Para terminar mais uma lição de árabe : Choéla ? ( O quê ? )

Redoah, Inchalah

domingo, 17 de junho de 2007

Hóquei no fim do Mundo


Uma das minhas missões nesta estadia no mundo Muçulmano é de descobrir novos talentos do hóquei em patins.Uma das dificuldade foi lhes explicar o que é o hóquei em patins. Efectivamente nesta maravilhosa cidade à beira mar plantada onde habito, denominada Mostaganem e já carinhosamente apelidada de Bostaganem pelos portugas (vai se lá saber porquê) não existe hóquei em patins.
Tendo em conta as palavras do último comentador, poderia realmente transformar a fábrica num gigantesco complexo desportiva, afinal sempre são 17.000 m2 cobertos (ver foto), outra solução seria fazer uma mega discoteca, tipo Kadoc, mas com musica rai e mulheres tapadinhas, tipo kinder supresa ( assunto para ser desenvolvido noutra ocasião ).
Uma das coisas que nos causa mais confusão, é os fins de semana.
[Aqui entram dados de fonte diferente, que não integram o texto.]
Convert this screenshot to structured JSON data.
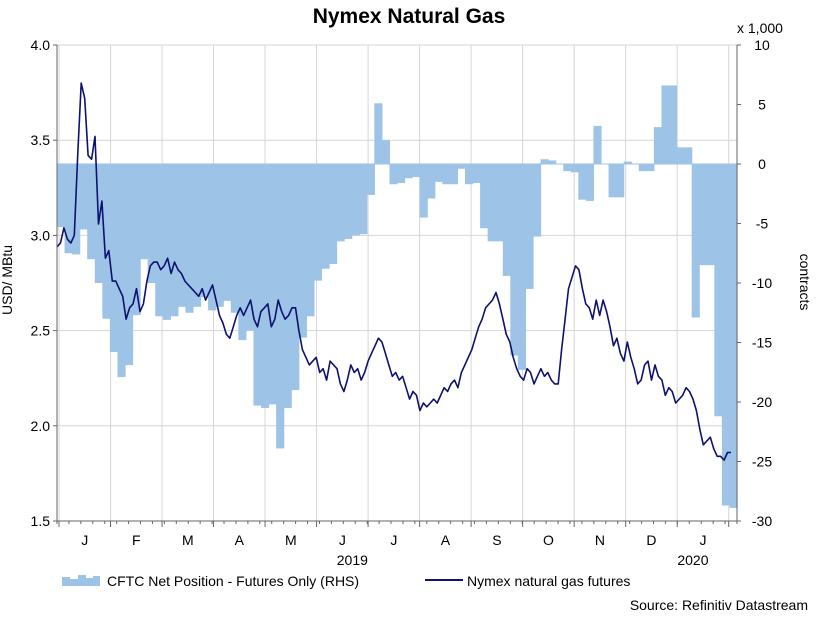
{
  "chart_data": {
    "type": "area+line",
    "title": "Nymex Natural Gas",
    "left_axis": {
      "label": "USD/ MBtu",
      "range": [
        1.5,
        4.0
      ],
      "ticks": [
        "4.0",
        "3.5",
        "3.0",
        "2.5",
        "2.0",
        "1.5"
      ]
    },
    "right_axis": {
      "label": "contracts",
      "multiplier": "x 1,000",
      "range": [
        -30,
        10
      ],
      "ticks": [
        "10",
        "5",
        "0",
        "-5",
        "-10",
        "-15",
        "-20",
        "-25",
        "-30"
      ]
    },
    "x_axis": {
      "month_labels": [
        "J",
        "F",
        "M",
        "A",
        "M",
        "J",
        "J",
        "A",
        "S",
        "O",
        "N",
        "D",
        "J"
      ],
      "year_labels": [
        "2019",
        "2020"
      ],
      "range_weeks": [
        0,
        57
      ]
    },
    "grid": true,
    "legend": {
      "placement": "bottom"
    },
    "series": [
      {
        "name": "CFTC Net Position - Futures Only (RHS)",
        "axis": "right",
        "color": "#9dc3e6",
        "values": [
          -5.3,
          -7.5,
          -7.6,
          -5.5,
          -8.0,
          -10.0,
          -13.0,
          -15.8,
          -17.9,
          -16.9,
          -12.7,
          -8.0,
          -10.0,
          -12.8,
          -13.1,
          -12.8,
          -12.0,
          -12.5,
          -12.0,
          -11.2,
          -12.3,
          -12.0,
          -11.5,
          -12.5,
          -14.8,
          -14.0,
          -20.3,
          -20.5,
          -20.2,
          -23.9,
          -20.5,
          -19.0,
          -14.6,
          -12.8,
          -9.8,
          -8.8,
          -8.4,
          -6.5,
          -6.3,
          -6.0,
          -5.9,
          -2.6,
          5.1,
          2.0,
          -1.7,
          -1.6,
          -1.2,
          -1.1,
          -4.5,
          -2.9,
          -1.5,
          -1.7,
          -1.7,
          -0.4,
          -1.7,
          -1.6,
          -5.4,
          -6.5,
          -6.5,
          -9.4,
          -16.1,
          -17.3,
          -10.5,
          -6.1,
          0.4,
          0.3,
          0.0,
          -0.6,
          -0.7,
          -3.0,
          -3.1,
          3.2,
          0.0,
          -2.8,
          -2.8,
          0.2,
          0.0,
          -0.6,
          -0.6,
          3.1,
          6.6,
          6.6,
          1.4,
          1.4,
          -12.9,
          -8.5,
          -8.5,
          -21.2,
          -28.7,
          -28.9
        ],
        "weeks_step": 0.6333
      },
      {
        "name": "Nymex natural gas futures",
        "axis": "left",
        "color": "#0d1170",
        "values": [
          2.94,
          2.96,
          3.04,
          2.98,
          2.96,
          3.0,
          3.42,
          3.8,
          3.72,
          3.42,
          3.4,
          3.52,
          3.06,
          3.18,
          2.88,
          2.92,
          2.76,
          2.76,
          2.72,
          2.68,
          2.56,
          2.62,
          2.64,
          2.72,
          2.6,
          2.64,
          2.76,
          2.84,
          2.86,
          2.86,
          2.82,
          2.84,
          2.88,
          2.8,
          2.86,
          2.82,
          2.8,
          2.76,
          2.74,
          2.72,
          2.7,
          2.68,
          2.72,
          2.66,
          2.7,
          2.74,
          2.66,
          2.58,
          2.54,
          2.48,
          2.46,
          2.52,
          2.58,
          2.62,
          2.58,
          2.62,
          2.66,
          2.56,
          2.52,
          2.6,
          2.62,
          2.64,
          2.52,
          2.56,
          2.66,
          2.6,
          2.56,
          2.58,
          2.62,
          2.62,
          2.5,
          2.4,
          2.36,
          2.32,
          2.34,
          2.36,
          2.28,
          2.3,
          2.24,
          2.34,
          2.32,
          2.3,
          2.22,
          2.18,
          2.24,
          2.32,
          2.28,
          2.3,
          2.24,
          2.28,
          2.34,
          2.38,
          2.42,
          2.46,
          2.44,
          2.38,
          2.32,
          2.26,
          2.28,
          2.24,
          2.26,
          2.2,
          2.14,
          2.18,
          2.16,
          2.08,
          2.12,
          2.1,
          2.12,
          2.14,
          2.12,
          2.16,
          2.2,
          2.18,
          2.22,
          2.24,
          2.2,
          2.28,
          2.32,
          2.36,
          2.4,
          2.46,
          2.52,
          2.56,
          2.62,
          2.64,
          2.66,
          2.7,
          2.64,
          2.56,
          2.48,
          2.44,
          2.36,
          2.3,
          2.26,
          2.24,
          2.3,
          2.28,
          2.22,
          2.26,
          2.3,
          2.26,
          2.28,
          2.24,
          2.22,
          2.22,
          2.4,
          2.56,
          2.72,
          2.78,
          2.84,
          2.82,
          2.72,
          2.64,
          2.62,
          2.56,
          2.66,
          2.58,
          2.66,
          2.6,
          2.52,
          2.42,
          2.46,
          2.38,
          2.34,
          2.44,
          2.36,
          2.3,
          2.22,
          2.24,
          2.32,
          2.34,
          2.24,
          2.32,
          2.26,
          2.24,
          2.16,
          2.2,
          2.18,
          2.12,
          2.14,
          2.16,
          2.2,
          2.18,
          2.14,
          2.08,
          1.98,
          1.9,
          1.92,
          1.94,
          1.88,
          1.84,
          1.84,
          1.82,
          1.86,
          1.86
        ],
        "weeks_step": 0.2948
      }
    ],
    "source": "Source: Refinitiv Datastream"
  }
}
Aqui o fim de semana é a Quinta e Sexta, a semana começa no Sabado, normalmente ninguém sabe em que dia da semana está. Ao menos aqui saimos as Quintas a noite, é Ladys Muculmanas Night. Se os jogos fossem a Quinta e Sexta o que é que os pais fariam aos Sábados e Domingos ?

Quero terminar dando os parabéns aos miudos que participaram no torneio de Turquel e por aqui se verificou que não é necessario exportar talentos para o Sporting, como referido pelo último comentador.